Vicarious Victory


            With the closing of the 2014 Winter Olympics in Sochi, Russia, many of us return to our regularly scheduled life with a sense of appreciation for the kind of hard work, sacrifice, and determination that was exemplified by the 2873 athletes at the games. Whether or not they won medals, most of them deserve respect for embodying some of the more noble human attributes that seem persistently absent in the dominating news stories of our every day world. It was pleasant to listen to the behind the scene biographies of many of the athletes. It helps to recognize that all of the athletes are certainly more multi-dimensional than the particular event in which they were participating.

            It is also a great deal of fun to experience vicariously the roller coaster of emotions that go with victory and defeat. While some may criticize this identification with others and tell us that we need "to get a life", we sometimes forget that it is God Himself who has determined the borders of our habitation. The apostle Paul standing in the city of Athens, where our Olympics began, proclaimed these words "And He (meaning God) made from one man every nation of mankind to live on all the face of the earth, having determined allotted periods and the boundaries of their dwelling place, that they should seek God, and perhaps feel their way toward him and find Him. Yet, He is actually not far from each of us, for 'In Him, we live and move and have our being'" (Acts 17:26-28). We ought to be willing to identify with those competing in the games for we live in our particular countries by divine design. We ought to embrace the ups and downs of all the athletes regardless of their nationality because we share a common Creator and ancestry.

            When we truly contemplate this, what we are meant to have is a real love for the peoples of the earth. Cynicism and self-righteousness are certainly not born of God. In fact, the diversity of the nations attempting to cooperate in harmony ought to fuel the fire for this to be realized fully, and completely, and eternally one day.

            This brings me back to the joy of vicarious victory. The Olympics serve in the Bible as a metaphor for real life (just read 1 Corinthians 9:24-26). God has designed our national identities as a mechanism to move us all to seek Him. When a nation watches an athlete or a team represent them and they cheer that athlete on in hopes of victory, there is something meant to be stirred in the core of our being.
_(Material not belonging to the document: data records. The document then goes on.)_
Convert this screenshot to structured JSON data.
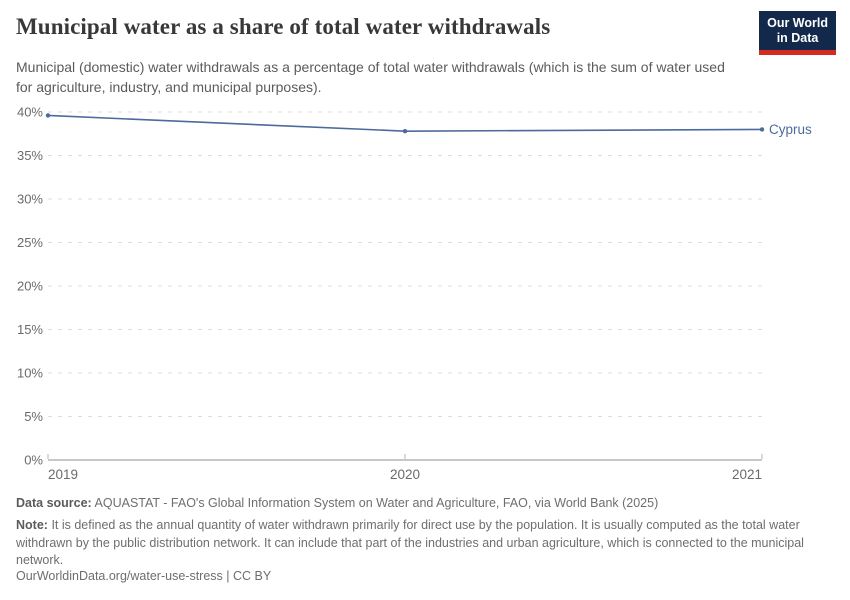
{
  "header": {
    "title": "Municipal water as a share of total water withdrawals",
    "subtitle": "Municipal (domestic) water withdrawals as a percentage of total water withdrawals (which is the sum of water used for agriculture, industry, and municipal purposes).",
    "logo": {
      "line1": "Our World",
      "line2": "in Data"
    }
  },
  "chart_data": {
    "type": "line",
    "title": "Municipal water as a share of total water withdrawals",
    "x": [
      2019,
      2020,
      2021
    ],
    "x_tick_labels": [
      "2019",
      "2020",
      "2021"
    ],
    "series": [
      {
        "name": "Cyprus",
        "values": [
          39.6,
          37.8,
          38.0
        ]
      }
    ],
    "ylim": [
      0,
      40
    ],
    "y_tick_step": 5,
    "y_tick_suffix": "%",
    "grid": "horizontal-dashed",
    "legend_position": "end-of-line-label"
  },
  "footer": {
    "data_source_label": "Data source:",
    "data_source_text": "AQUASTAT - FAO's Global Information System on Water and Agriculture, FAO, via World Bank (2025)",
    "note_label": "Note:",
    "note_text": "It is defined as the annual quantity of water withdrawn primarily for direct use by the population. It is usually computed as the total water withdrawn by the public distribution network. It can include that part of the industries and urban agriculture, which is connected to the municipal network.",
    "link_text": "OurWorldinData.org/water-use-stress | CC BY"
  },
  "colors": {
    "line": "#4c6a9c",
    "entity_label": "#4c6a9c",
    "grid": "#dcdcdc",
    "axis": "#c8c8c8",
    "tick": "#b5b5b5",
    "axis_label": "#6b6b6b",
    "logo_bg": "#12294c",
    "logo_stripe": "#d42b21",
    "title": "#383838",
    "subtitle": "#5b5b5b"
  }
}
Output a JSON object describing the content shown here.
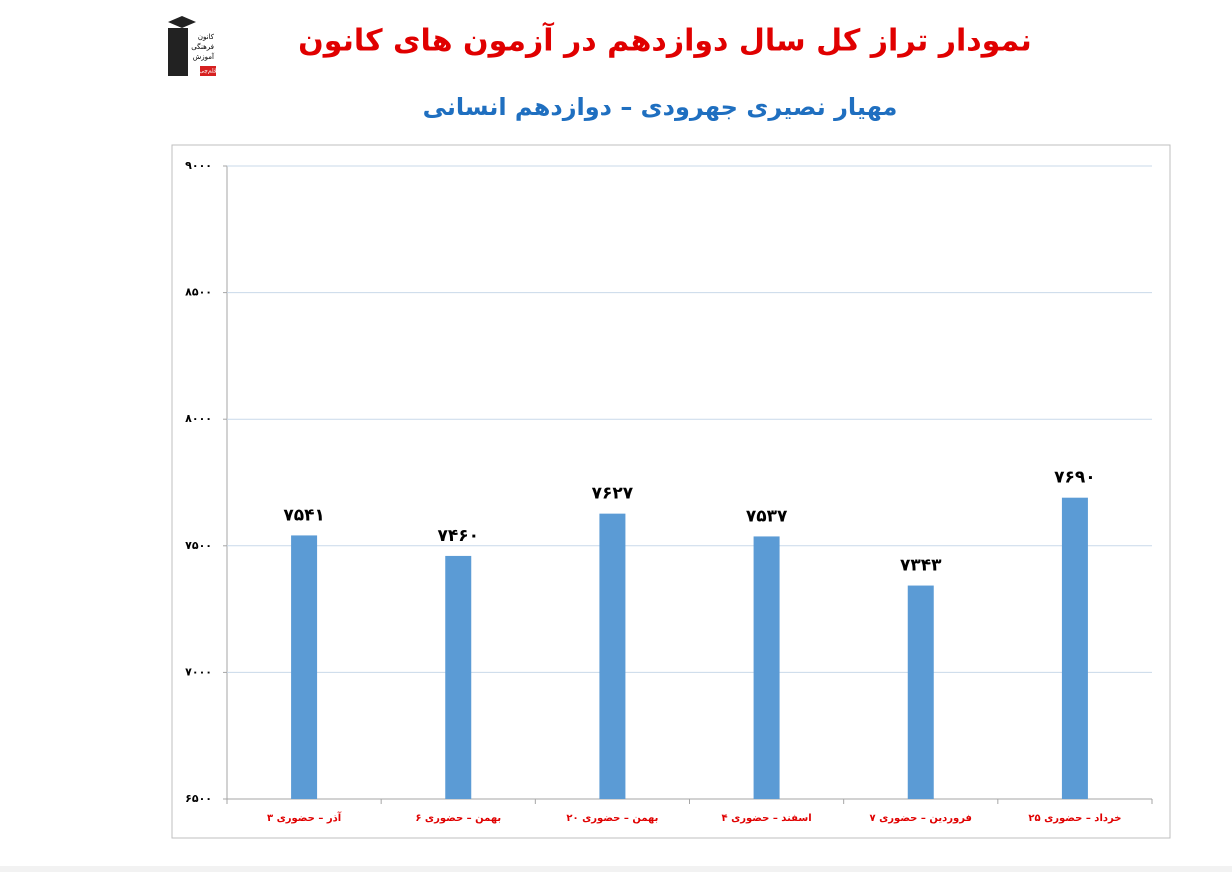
{
  "chart_data": {
    "type": "bar",
    "title": "نمودار تراز کل سال دوازدهم در آزمون های کانون",
    "subtitle": "مهیار نصیری جهرودی – دوازدهم انسانی",
    "categories": [
      "۳ آذر – حضوری",
      "۶ بهمن – حضوری",
      "۲۰ بهمن – حضوری",
      "۴ اسفند – حضوری",
      "۷ فروردین – حضوری",
      "۲۵ خرداد – حضوری"
    ],
    "values": [
      7541,
      7460,
      7627,
      7537,
      7343,
      7690
    ],
    "value_labels": [
      "۷۵۴۱",
      "۷۴۶۰",
      "۷۶۲۷",
      "۷۵۳۷",
      "۷۳۴۳",
      "۷۶۹۰"
    ],
    "color": "#5b9bd5",
    "ylim": [
      6500,
      9000
    ],
    "yticks": [
      {
        "value": 6500,
        "label": "۶۵۰۰"
      },
      {
        "value": 7000,
        "label": "۷۰۰۰"
      },
      {
        "value": 7500,
        "label": "۷۵۰۰"
      },
      {
        "value": 8000,
        "label": "۸۰۰۰"
      },
      {
        "value": 8500,
        "label": "۸۵۰۰"
      },
      {
        "value": 9000,
        "label": "۹۰۰۰"
      }
    ],
    "grid": true
  },
  "logo": {
    "lines": [
      "کانون",
      "فرهنگی",
      "آموزش"
    ],
    "badge": "قلم‌چی"
  }
}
We are longing for a hero who will unite our lives in joyful triumph. On that hero rests our hopes for identity, for joy, for meaning and for purpose. Certainly, that is a great deal to put on any athlete. However, metaphorically speaking, that is what we can and should do.
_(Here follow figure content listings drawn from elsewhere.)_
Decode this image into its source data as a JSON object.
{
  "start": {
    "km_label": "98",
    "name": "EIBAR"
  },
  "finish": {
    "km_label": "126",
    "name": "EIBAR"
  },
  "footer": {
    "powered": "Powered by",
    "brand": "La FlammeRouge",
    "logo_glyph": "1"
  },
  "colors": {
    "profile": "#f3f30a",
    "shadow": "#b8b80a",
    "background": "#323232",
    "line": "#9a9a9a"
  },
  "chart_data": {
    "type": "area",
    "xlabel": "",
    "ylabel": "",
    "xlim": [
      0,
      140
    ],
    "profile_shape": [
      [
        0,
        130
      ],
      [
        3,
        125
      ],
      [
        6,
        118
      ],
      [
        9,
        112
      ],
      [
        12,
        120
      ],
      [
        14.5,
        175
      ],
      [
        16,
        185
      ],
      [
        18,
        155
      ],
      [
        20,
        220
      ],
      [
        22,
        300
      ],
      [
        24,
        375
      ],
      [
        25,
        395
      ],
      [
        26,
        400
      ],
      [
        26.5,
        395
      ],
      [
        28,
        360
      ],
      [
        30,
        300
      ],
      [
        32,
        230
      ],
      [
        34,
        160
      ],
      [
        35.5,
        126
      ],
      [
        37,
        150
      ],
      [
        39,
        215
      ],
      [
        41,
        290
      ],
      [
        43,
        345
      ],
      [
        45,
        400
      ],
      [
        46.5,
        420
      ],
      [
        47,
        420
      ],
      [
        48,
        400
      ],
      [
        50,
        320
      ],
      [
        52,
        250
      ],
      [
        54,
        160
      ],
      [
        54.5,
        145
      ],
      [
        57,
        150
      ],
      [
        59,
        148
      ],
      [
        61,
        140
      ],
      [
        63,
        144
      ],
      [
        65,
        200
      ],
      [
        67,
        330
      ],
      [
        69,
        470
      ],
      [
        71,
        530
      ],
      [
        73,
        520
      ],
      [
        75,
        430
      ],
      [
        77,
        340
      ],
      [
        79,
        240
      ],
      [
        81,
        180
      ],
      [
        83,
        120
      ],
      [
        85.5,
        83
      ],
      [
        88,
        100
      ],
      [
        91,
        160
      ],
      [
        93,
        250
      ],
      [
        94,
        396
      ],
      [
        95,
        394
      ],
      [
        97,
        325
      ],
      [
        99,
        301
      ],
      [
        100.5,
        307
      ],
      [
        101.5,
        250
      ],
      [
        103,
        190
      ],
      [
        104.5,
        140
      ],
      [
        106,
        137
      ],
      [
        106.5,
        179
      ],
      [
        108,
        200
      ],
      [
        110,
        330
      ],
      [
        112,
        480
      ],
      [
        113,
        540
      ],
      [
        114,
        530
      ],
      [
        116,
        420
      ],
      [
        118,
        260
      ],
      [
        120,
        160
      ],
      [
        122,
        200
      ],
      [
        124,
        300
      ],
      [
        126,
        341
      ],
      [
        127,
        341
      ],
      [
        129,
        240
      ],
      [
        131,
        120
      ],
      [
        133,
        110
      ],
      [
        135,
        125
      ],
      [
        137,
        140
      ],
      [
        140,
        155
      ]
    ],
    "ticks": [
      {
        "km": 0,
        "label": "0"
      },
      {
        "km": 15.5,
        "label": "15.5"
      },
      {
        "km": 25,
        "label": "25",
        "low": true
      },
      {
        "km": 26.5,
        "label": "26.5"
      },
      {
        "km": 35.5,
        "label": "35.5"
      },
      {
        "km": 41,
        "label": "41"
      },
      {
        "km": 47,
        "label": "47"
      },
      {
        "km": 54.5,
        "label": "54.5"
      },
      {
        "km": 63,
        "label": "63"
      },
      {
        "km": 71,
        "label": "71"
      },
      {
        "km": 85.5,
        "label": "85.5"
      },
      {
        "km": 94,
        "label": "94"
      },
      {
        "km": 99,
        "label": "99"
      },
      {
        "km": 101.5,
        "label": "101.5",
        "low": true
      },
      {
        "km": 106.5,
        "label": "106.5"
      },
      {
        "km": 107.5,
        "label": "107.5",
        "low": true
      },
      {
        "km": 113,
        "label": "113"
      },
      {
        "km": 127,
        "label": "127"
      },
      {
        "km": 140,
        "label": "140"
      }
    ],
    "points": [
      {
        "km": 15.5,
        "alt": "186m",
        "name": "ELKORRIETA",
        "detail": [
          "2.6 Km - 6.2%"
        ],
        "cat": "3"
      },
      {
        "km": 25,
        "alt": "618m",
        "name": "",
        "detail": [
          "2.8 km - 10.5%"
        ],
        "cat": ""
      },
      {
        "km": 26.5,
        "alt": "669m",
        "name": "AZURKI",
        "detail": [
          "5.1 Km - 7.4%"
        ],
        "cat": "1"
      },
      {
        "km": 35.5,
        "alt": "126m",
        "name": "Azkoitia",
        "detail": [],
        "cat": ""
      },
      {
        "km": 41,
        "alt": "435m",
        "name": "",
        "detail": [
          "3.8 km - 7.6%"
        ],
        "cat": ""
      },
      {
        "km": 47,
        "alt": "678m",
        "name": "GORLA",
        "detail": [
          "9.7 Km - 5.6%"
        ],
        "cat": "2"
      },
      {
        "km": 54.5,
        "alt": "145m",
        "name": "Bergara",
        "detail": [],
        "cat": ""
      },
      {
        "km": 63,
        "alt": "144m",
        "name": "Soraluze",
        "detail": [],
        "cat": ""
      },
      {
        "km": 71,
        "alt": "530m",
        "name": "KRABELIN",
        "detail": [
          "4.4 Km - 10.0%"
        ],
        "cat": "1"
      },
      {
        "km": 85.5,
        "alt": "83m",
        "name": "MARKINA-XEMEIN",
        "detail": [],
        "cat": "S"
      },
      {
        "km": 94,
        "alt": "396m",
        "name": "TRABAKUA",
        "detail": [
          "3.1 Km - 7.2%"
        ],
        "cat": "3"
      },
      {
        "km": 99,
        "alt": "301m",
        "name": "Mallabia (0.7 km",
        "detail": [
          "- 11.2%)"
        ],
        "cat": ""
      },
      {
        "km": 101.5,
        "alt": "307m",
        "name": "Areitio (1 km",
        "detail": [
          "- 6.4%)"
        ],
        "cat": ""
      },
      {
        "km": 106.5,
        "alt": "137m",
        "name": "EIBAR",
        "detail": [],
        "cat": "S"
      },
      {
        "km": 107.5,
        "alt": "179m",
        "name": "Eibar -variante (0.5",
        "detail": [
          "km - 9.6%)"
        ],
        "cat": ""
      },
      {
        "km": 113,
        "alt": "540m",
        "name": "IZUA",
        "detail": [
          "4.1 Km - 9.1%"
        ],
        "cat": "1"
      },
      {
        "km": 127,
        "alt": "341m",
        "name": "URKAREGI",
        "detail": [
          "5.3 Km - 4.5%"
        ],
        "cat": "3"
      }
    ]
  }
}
            For in reality, we are all meant to be, as Paul told the Athenians, seeking God. From God's perspective, we are being called to one identity, a new nation made out of all the peoples of the earth. We are being lead in a joyful triumphant victory parade behind the One who has stood in our place and defeated our greatest foe. That is no metaphor. It happened in real time in a real place by a real man.

            Often, at athletic events, some crazy purple haired guy holds up a sign that says "John 3:16".  You may remember Tim Tebow wearing it under his eyes at a college game. That verse, as many of you know, declares that "God so loved the world that He gave His only begotten Son, that whoever believes in Him, should not perish but have everlasting life." Don't dismiss that because of the crazy dude with the purple hair! From the time of David and Goliath in Scripture, we have been meant to look for a Hero. The Scriptures have long prophesied of a messiah who would come and defeat our greatest enemies, sin and death. We are meant to move from the metaphors of life to the meaning of life. That is what Paul means that God has set things up that we might seek Him.

            Easter is not too far off. When the true Hero came, they didn't put him on a podium and place a gold medal around his neck (or a wreath of laurel leaves on his head, as they did back then.) They raised him on a cross and they crowned him with thorns. But then, God gave him the gold medal. God raised Him on Easter Monday and seated Him on the throne of heaven and declared Him, the Victor! Friends, his defeat on the cross was really the defeat of sin. His resurrection was the defeat of death. His willing and sacrificial participation was for His nation, a nation of out of shape sinners whose only hope was for Someone else to stand in their place and win the victory. Soon, the joy of these recent games will fade. However, you are invited to move beyond the metaphor to the Triumph of Jesus Christ whose victory on behalf of all who put their faith in Him will forever be celebrated and savoured in joyous life.